Frankie, c'est Frances Addams, presque 13 ans, 1m70, yeux gris, elle est maigre, anguleuse, elle a grandi trop vite, elle vient de massacrer sa chevelure blonde, elle va mal.
C'est l'été, un été caniculaire dans le sud des Etats-Unis. L'air épais ralentit les activités, le temps s'immobilise, l'ambiance est moite et étouffante.
Frankie, à la veille du mariage de son frère, dont elle est très proche, ressent une intense solitude, une vraie souffrance et un désir d'ailleurs. Elle ne comprend ni le monde, ni son corps, ni le désir des hommes. Elle est colère, révolte, douleur, refus, coincée entre un présent insatisfaisant et un avenir auquel elle n'arrive pas à donner de forme.
Carson Mcculler raconte merveilleusement cet épisode de la vie vécu comme un arrachement, entre impossibilité d'agir et désir de fuir, ainsi que les tragédies qui font le destin de chacun des personnages.
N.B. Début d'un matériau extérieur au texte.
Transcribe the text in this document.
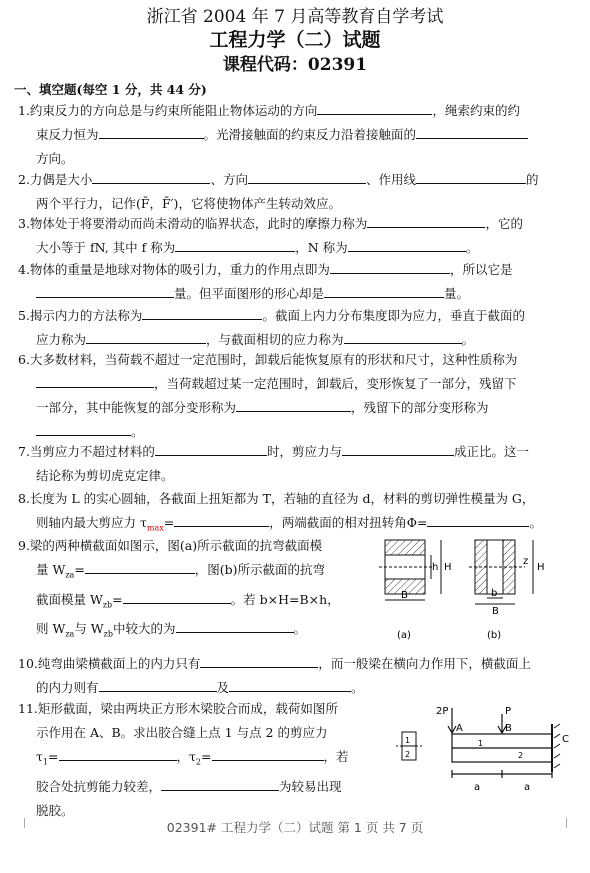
浙江省 2004 年 7 月高等教育自学考试
工程力学（二）试题
课程代码：02391
一、填空题(每空 1 分，共 44 分)
1.约束反力的方向总是与约束所能阻止物体运动的方向	，绳索约束的约
束反力恒为	。光滑接触面的约束反力沿着接触面的
方向。
2.力偶是大小	、方向	、作用线	的
两个平行力，记作(F̄，F̄′)，它将使物体产生转动效应。
3.物体处于将要滑动而尚未滑动的临界状态，此时的摩擦力称为	，它的
大小等于 fN, 其中 f 称为	，N 称为	。
4.物体的重量是地球对物体的吸引力，重力的作用点即为	，所以它是
量。但平面图形的形心却是	量。
5.揭示内力的方法称为	。截面上内力分布集度即为应力，垂直于截面的
应力称为	，与截面相切的应力称为	。
6.大多数材料，当荷载不超过一定范围时，卸载后能恢复原有的形状和尺寸，这种性质称为
，当荷载超过某一定范围时，卸载后，变形恢复了一部分，残留下
一部分，其中能恢复的部分变形称为	，残留下的部分变形称为
。
7.当剪应力不超过材料的	时，剪应力与	成正比。这一
结论称为剪切虎克定律。
8.长度为 L 的实心圆轴，各截面上扭矩都为 T，若轴的直径为 d，材料的剪切弹性模量为 G，
则轴内最大剪应力 $\tau_{max}=$	，两端截面的相对扭转角Φ=	。
9.梁的两种横截面如图示，图(a)所示截面的抗弯截面模
量 $W_{za}=$	，图(b)所示截面的抗弯
截面模量 $W_{zb}=$	。若 b×H=B×h，
则 $W_{za}$与 $W_{zb}$中较大的为	。
h H
B
z
H
b
B
(a)	(b)
10.纯弯曲梁横截面上的内力只有	，而一般梁在横向力作用下，横截面上
的内力则有	及	。
11.矩形截面，梁由两块正方形木梁胶合而成，载荷如图所
示作用在 A、B。求出胶合缝上点 1 与点 2 的剪应力
$\tau_1=$	，$\tau_2=$	，若
胶合处抗剪能力较差，	为较易出现
脱胶。
1
2
2P	P
A	B
C
1
2
a	a
02391# 工程力学（二）试题 第 1 页 共 7 页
A travers Frankie, elle parle de condition humaine, de vie, de mort, d'incommunicabilité.
Elle raconte aussi merveilleusement le Sud, avec la question raciale d'une grande violence, que la proximité apparente des communautés dissimule mal.
Sa phrase ample se développe comme un blues, et j'adore le blues ! Comme l'air de trompette de Honey, comme la prière de Bérénice, elle reste suspendue sur une note dans une infinie tristesse. On entend les pales des ventilateurs, on ressent la lenteur nécessaire de la vie dans cette atmosphère chauffée à blanc, on partage le désespoir de Frankie.
C'est vraiment du très grand roman….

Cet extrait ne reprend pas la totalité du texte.